Walking back from the music building where she had just finished practicing the piano, Taylor stared at the ground in front of her as her feet kept time: 1, 2, 3, 1, 2, 1, 2, 3, 4, 5, 1, 2, 3. She looked up and accidentally caught a passerby's eyes. Swallowing, the numbers suddenly stopped in her head and she had to force herself to keep walking. Though she hadn't done so since she was a kid, she was counting her steps again. She knew this, but she couldn't stop it. Just like she couldn't stop the constant reorganization that happened all over her dorm room: closets, drawers, cabinets, shelves, even towels on the racks were not left behind in the flurry. Coming into an area of her new college campus that was unoccupied, her breathing slowed back to normal and the numbers once again matched her steps.

It took concentration to count them, because she had to pay attention to where the cracks were in the concrete so she could start the counting from the beginning when she crossed. She had a long stride, so constricting it to the uneven format of the pathway made her walking awkward as she paused or stretched to avoid the cracks and arrange it so that her pattern always ended in an odd number – although two was alright because it was a prime number.

Finally she entered the dorm room lobby, allowing her mind to rest as she swiped her card through the reader that would unlock the hallway doors. Placing her school bag in the bottom of her closet, she sat on the bed with a sigh.
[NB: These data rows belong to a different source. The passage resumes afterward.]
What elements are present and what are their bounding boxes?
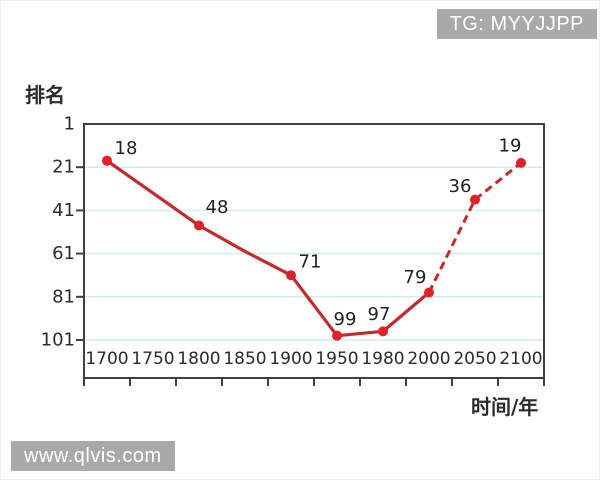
data-point-marker xyxy=(516,157,526,168)
data-point-label: 99 xyxy=(334,309,357,330)
x-tick-label: 1980 xyxy=(361,349,404,369)
y-tick-label: 61 xyxy=(52,243,75,264)
data-point-marker xyxy=(286,270,296,281)
series-line-dashed-projection xyxy=(427,161,522,294)
y-tick-label: 41 xyxy=(52,200,75,221)
series-line-solid xyxy=(106,159,431,338)
x-tick-label: 1750 xyxy=(131,349,174,369)
x-tick-label: 1800 xyxy=(177,349,220,369)
x-tick-label: 2100 xyxy=(499,349,542,369)
data-point-marker xyxy=(332,330,342,341)
x-tick-label: 2000 xyxy=(407,349,450,369)
data-point-label: 19 xyxy=(499,135,522,156)
data-point-label: 18 xyxy=(115,138,138,159)
data-point-label: 71 xyxy=(299,252,322,273)
y-tick-label: 101 xyxy=(41,330,75,351)
data-point-label: 97 xyxy=(368,304,391,325)
y-axis-title: 排名 xyxy=(25,83,65,107)
data-point-marker xyxy=(424,287,434,298)
tg-watermark-badge: TG: MYYJJPP xyxy=(436,9,597,39)
data-point-label: 36 xyxy=(449,176,472,197)
x-tick-label: 1850 xyxy=(223,349,266,369)
x-tick-label: 1950 xyxy=(315,349,358,369)
data-point-marker xyxy=(194,220,204,231)
x-tick-label: 1900 xyxy=(269,349,312,369)
x-tick-label: 1700 xyxy=(85,349,128,369)
y-tick-label: 21 xyxy=(52,157,75,178)
data-point-marker xyxy=(378,326,388,337)
site-watermark-badge: www.qlvis.com xyxy=(11,441,175,471)
x-axis-title: 时间/年 xyxy=(471,395,539,419)
data-point-marker xyxy=(102,155,112,166)
data-point-label: 48 xyxy=(206,197,229,218)
data-point-label: 79 xyxy=(404,267,427,288)
data-point-marker xyxy=(470,194,480,205)
y-tick-label: 81 xyxy=(52,286,75,307)
x-tick-label: 2050 xyxy=(453,349,496,369)
y-tick-label: 1 xyxy=(64,114,75,135)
" Taylor!" her roommate called out, seeing her enter. But Taylor just nodded in the general direction and picked at her nails, which were short and stubbly anyway.

Her dad had wanted to name her Shay. Her mother wanted Persephone. Imagine that, Persephone! What a name to live up to. Somehow they apparently agreed on Shay Taylor (though where the Taylor came from she might never know), but her mother – whose face fit the delicate beauty of her name, Lilly – insisted on calling her daughter Persephone whenever her father was out of earshot.
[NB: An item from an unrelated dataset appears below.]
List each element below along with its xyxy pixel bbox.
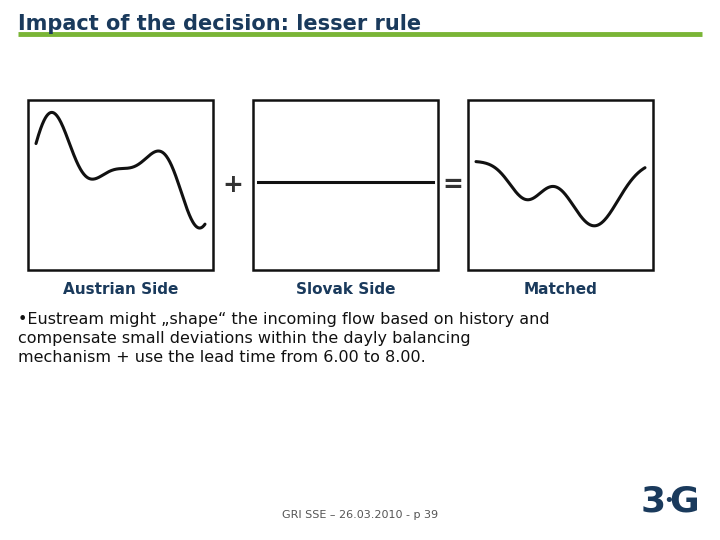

She went by Shay all through elementary school in an attempt to please her father, but people were always pronouncing it as Cher, something she had a hard time understanding at all. When Taylor had complained to her mother about it, Lilly's advice was to go by Persephone, but she couldn't see how that was any better. Only her mother seemed to be able to say it on the first try. In fact, she could still hear her mother's voice, clear and smooth, trickling like water as she spoke, "Per-SEF-o-nee dahling!"

That was Lilly Brandilyn Alexander for you though, Taylor thought. There was nobody like her in all the world, and she'd be the first person to tell you that. Lilly described herself as the modern version of Scarlett O'Hara. Full of charm and beauty to boot, Lilly was born with star quality that allowed her to dance her way through life, literally. Taylor could not remember her mother without being reminded of Lilly's zest for life that reached down to her toes or the way that when she entered a room, she demanded all the attention as if she had soaked up all the oxygen herself. This might have been why Taylor – much to her mother's disbelief – was so shy; she had always felt small when standing next to Lilly; her father too, come to think of it.

How Jack Everett Alexander ever ended up with a woman like Lilly remained a mystery in Taylor's mind. They were complete opposites. Lilly, with all her dramatics, talked loud, drank shamelessly and acted on total impulse, whereas Jack was stoic, spoke with a stern but quiet voice, and worked nonstop at those things he considered of utmost importance, like keeping up appearances and excelling in his job as a county judge.

For as long as she could remember, this was how Taylor – which she had been going by since middle school – referred to the pair that made up her parents: Lilly and Jack. Her mother practically required Taylor to call her Lilly, and when she thought about it, she had never really called her father anything to his face at all except "sir."

But before she had time to wonder why, she noticed a book leaning haphazardly upon her shelf, somehow out of its alphabetical place, and she rushed to fix it, shaking her mind from its lapse down memory lane.